If you were inspired to go wash your hands after my Happy Handwashing Day blog, below is text that went out to thousands of Water For People friends and supporters of my musings on World Toilet Day yesterday....

Dear Kate, (I didn't really write this letter to myself-it's part of the email blast....)
The world celebrates the 8th annual World Toilet Day today. While that may seem like a strange thing to highlight for those of us that never think twice about our toilets (unless we have to go and there isn't one around), for the 2.5 billion people in the world who do not have access to such a basic service, this is no laughing matter.

This year is also the International Year of Sanitation. Again, most people may scratch their heads as to why the United Nations decided to designate 2008 as a year devoted to sanitation. Toilets, and what we do on them, doesn't cause many people in developed countries to reflect on their purpose or benefits. But access to improved sanitation has been shown to reduce diarrhea in kids, who are most susceptible, by 22-36%.

Translating percentages into lives, this results in hundreds of thousands of kids living to see their fifth birthday. Last year, a poll conducted by the British Medical Journal showed that sanitation -- not antibiotics, germ theory, or vaccines -- is considered to be the greatest medical advance in the last 150 years because of the associated public health benefits.

But it's not all about health. When I need to go to the bathroom, I look for somewhere private and convenient. Every year, more studies are released showing that from Ghana to Vietnam, these drivers -- privacy, convenience, and even social status -- are why people without sanitation choose to invest in improved sanitation and continue to use the facilities in a hygienic way.
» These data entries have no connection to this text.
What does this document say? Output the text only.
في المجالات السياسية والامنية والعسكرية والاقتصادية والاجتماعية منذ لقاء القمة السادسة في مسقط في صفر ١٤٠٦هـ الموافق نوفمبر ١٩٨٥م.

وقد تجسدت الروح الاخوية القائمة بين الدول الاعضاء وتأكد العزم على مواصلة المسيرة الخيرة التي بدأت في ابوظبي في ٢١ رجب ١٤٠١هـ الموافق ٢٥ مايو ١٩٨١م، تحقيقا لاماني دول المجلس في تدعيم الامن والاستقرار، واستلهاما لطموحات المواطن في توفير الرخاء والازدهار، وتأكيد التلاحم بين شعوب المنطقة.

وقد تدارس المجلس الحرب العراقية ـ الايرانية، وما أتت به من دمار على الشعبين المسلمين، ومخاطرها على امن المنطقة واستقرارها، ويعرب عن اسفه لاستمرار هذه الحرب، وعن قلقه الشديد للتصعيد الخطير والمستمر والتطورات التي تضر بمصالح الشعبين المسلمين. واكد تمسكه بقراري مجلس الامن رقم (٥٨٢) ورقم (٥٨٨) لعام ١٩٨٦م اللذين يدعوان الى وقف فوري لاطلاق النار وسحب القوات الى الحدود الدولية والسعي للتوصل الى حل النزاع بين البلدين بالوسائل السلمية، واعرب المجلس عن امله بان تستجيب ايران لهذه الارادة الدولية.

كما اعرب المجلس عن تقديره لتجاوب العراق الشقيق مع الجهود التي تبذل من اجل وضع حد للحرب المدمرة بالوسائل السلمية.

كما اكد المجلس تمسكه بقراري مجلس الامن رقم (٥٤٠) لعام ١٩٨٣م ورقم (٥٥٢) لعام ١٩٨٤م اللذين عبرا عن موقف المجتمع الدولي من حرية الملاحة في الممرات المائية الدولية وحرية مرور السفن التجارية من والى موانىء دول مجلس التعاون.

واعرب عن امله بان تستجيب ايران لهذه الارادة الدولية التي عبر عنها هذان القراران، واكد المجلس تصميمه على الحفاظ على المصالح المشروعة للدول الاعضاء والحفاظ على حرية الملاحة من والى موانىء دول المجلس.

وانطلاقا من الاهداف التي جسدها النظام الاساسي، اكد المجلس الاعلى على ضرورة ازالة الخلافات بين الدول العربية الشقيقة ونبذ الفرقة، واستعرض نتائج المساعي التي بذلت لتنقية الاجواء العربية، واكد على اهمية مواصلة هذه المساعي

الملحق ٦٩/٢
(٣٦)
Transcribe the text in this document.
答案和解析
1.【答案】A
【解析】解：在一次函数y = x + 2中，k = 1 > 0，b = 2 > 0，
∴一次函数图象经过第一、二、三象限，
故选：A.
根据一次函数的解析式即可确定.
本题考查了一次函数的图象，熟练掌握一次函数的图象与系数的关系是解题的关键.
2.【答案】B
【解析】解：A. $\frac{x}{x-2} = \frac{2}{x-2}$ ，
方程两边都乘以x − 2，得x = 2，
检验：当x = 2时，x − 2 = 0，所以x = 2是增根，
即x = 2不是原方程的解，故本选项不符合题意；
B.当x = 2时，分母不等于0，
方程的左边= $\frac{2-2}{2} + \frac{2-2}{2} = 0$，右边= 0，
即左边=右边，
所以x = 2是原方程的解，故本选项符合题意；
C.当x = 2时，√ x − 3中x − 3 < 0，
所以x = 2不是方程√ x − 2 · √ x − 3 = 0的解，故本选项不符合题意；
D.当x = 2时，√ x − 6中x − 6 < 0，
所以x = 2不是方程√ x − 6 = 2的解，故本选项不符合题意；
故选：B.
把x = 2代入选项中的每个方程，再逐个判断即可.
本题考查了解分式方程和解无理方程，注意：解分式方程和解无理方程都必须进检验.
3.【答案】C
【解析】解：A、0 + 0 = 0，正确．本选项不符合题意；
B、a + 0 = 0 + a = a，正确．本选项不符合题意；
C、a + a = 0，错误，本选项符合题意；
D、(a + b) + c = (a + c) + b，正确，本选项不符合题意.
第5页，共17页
The World Health Organization estimates that for each $1 invested into sanitation, the economic return is $7 in costs saved treating illnesses and days of productive work lost.
It's not all about money, either. Girls around the world drop out of school as they get older if schools do not have sanitation facilities. Getting toilets into schools is a proven strategy at retaining young women, thus contributing to social and economic development of society.
Plus, environmentalists promote sanitation as a way to protect the planet. At any given moment, over 200 million tons of untreated wastewater are seeping into groundwater supplies and river-water that many people drink, bathe, and play in.
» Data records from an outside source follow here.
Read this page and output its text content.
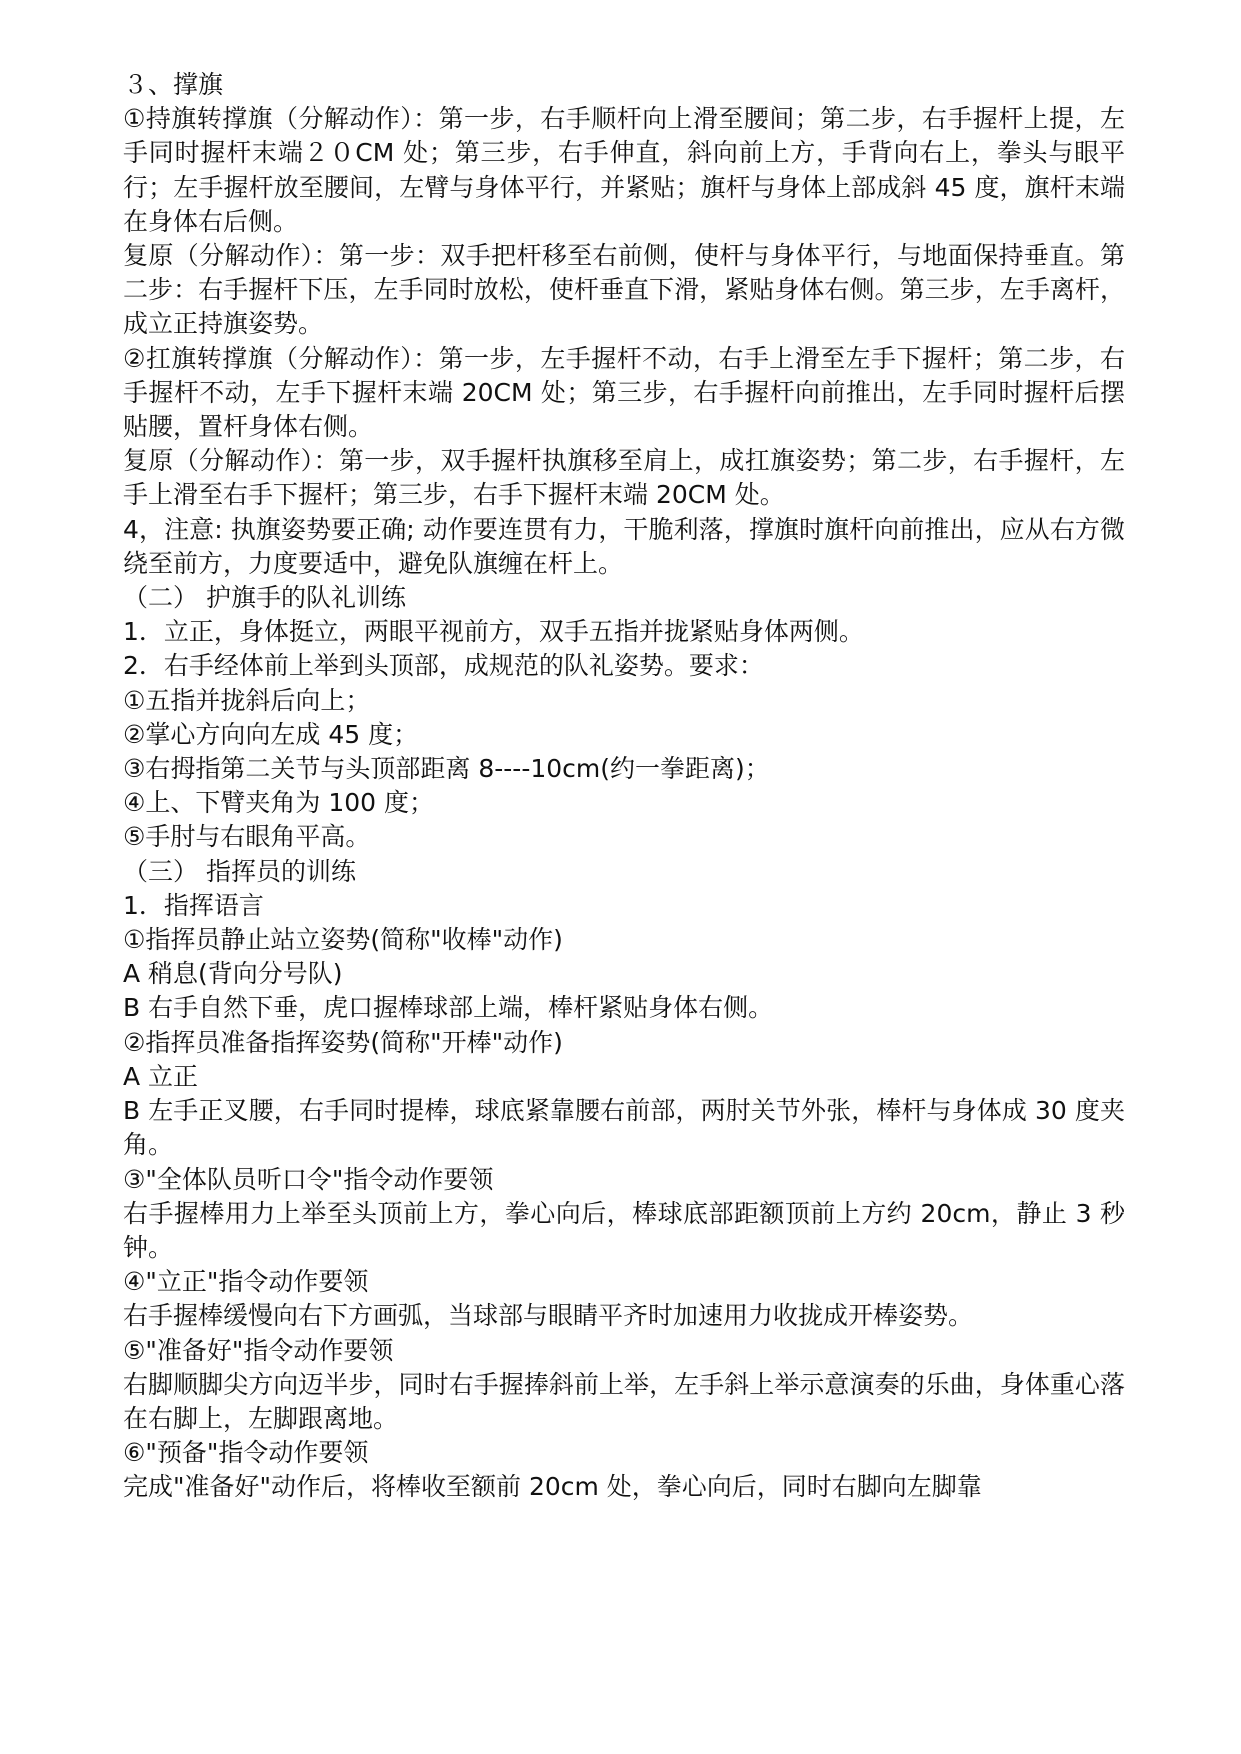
３、撑旗

①持旗转撑旗（分解动作）：第一步，右手顺杆向上滑至腰间；第二步，右手握杆上提，左手同时握杆末端２０CM 处；第三步，右手伸直，斜向前上方，手背向右上，拳头与眼平行；左手握杆放至腰间，左臂与身体平行，并紧贴；旗杆与身体上部成斜 45 度，旗杆末端在身体右后侧。

复原（分解动作）：第一步：双手把杆移至右前侧，使杆与身体平行，与地面保持垂直。第二步：右手握杆下压，左手同时放松，使杆垂直下滑，紧贴身体右侧。第三步，左手离杆，成立正持旗姿势。

②扛旗转撑旗（分解动作）：第一步，左手握杆不动，右手上滑至左手下握杆；第二步，右手握杆不动，左手下握杆末端 20CM 处；第三步，右手握杆向前推出，左手同时握杆后摆贴腰，置杆身体右侧。

复原（分解动作）：第一步，双手握杆执旗移至肩上，成扛旗姿势；第二步，右手握杆，左手上滑至右手下握杆；第三步，右手下握杆末端 20CM 处。

4，注意: 执旗姿势要正确; 动作要连贯有力，干脆利落，撑旗时旗杆向前推出，应从右方微绕至前方，力度要适中，避免队旗缠在杆上。

（二） 护旗手的队礼训练

1．立正，身体挺立，两眼平视前方，双手五指并拢紧贴身体两侧。

2．右手经体前上举到头顶部，成规范的队礼姿势。要求：

①五指并拢斜后向上；

②掌心方向向左成 45 度；

③右拇指第二关节与头顶部距离 8----10cm(约一拳距离)；

④上、下臂夹角为 100 度；

⑤手肘与右眼角平高。

（三） 指挥员的训练

1．指挥语言

①指挥员静止站立姿势(简称"收棒"动作)

A 稍息(背向分号队)

B 右手自然下垂，虎口握棒球部上端，棒杆紧贴身体右侧。

②指挥员准备指挥姿势(简称"开棒"动作)

A 立正

B 左手正叉腰，右手同时提棒，球底紧靠腰右前部，两肘关节外张，棒杆与身体成 30 度夹角。

③"全体队员听口令"指令动作要领

右手握棒用力上举至头顶前上方，拳心向后，棒球底部距额顶前上方约 20cm，静止 3 秒钟。

④"立正"指令动作要领

右手握棒缓慢向右下方画弧，当球部与眼睛平齐时加速用力收拢成开棒姿势。

⑤"准备好"指令动作要领

右脚顺脚尖方向迈半步，同时右手握捧斜前上举，左手斜上举示意演奏的乐曲，身体重心落在右脚上，左脚跟离地。

⑥"预备"指令动作要领

完成"准备好"动作后，将棒收至额前 20cm 处，拳心向后，同时右脚向左脚靠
2.5 billion people lack adequate sanitation
Diarrhea can be reduced by 22-36% with improved sanitation
4,000 children die each day from water-related illnesses

Doing this -- getting sanitation to those who do not have it -- costs money, approximately $10 billion a year until 2015 to meet the Millennium Development Goal for sanitation. $10 billion, the same amount as 1/3 of the global spending on bottled water last year, to protect public health
and improve private dignity around the world.

Hard lessons learned, and millions of dollars spent in the past 30 years from Bangladesh to Panama, show that simply building latrines for "the impoverished" does not automatically translate into sustained use and hygienic management of toilets. Impoverished people are not a homogenous group of people waiting for "development" to happen to them. Rather, individuals have very different wants, needs, and abilities to pay. Promising programs from around the world have taken subsidies that were once used to give latrines away, and are investing that money in the development of a local private sector that meets the real demand of consumers who don't have a place to take care of their needs.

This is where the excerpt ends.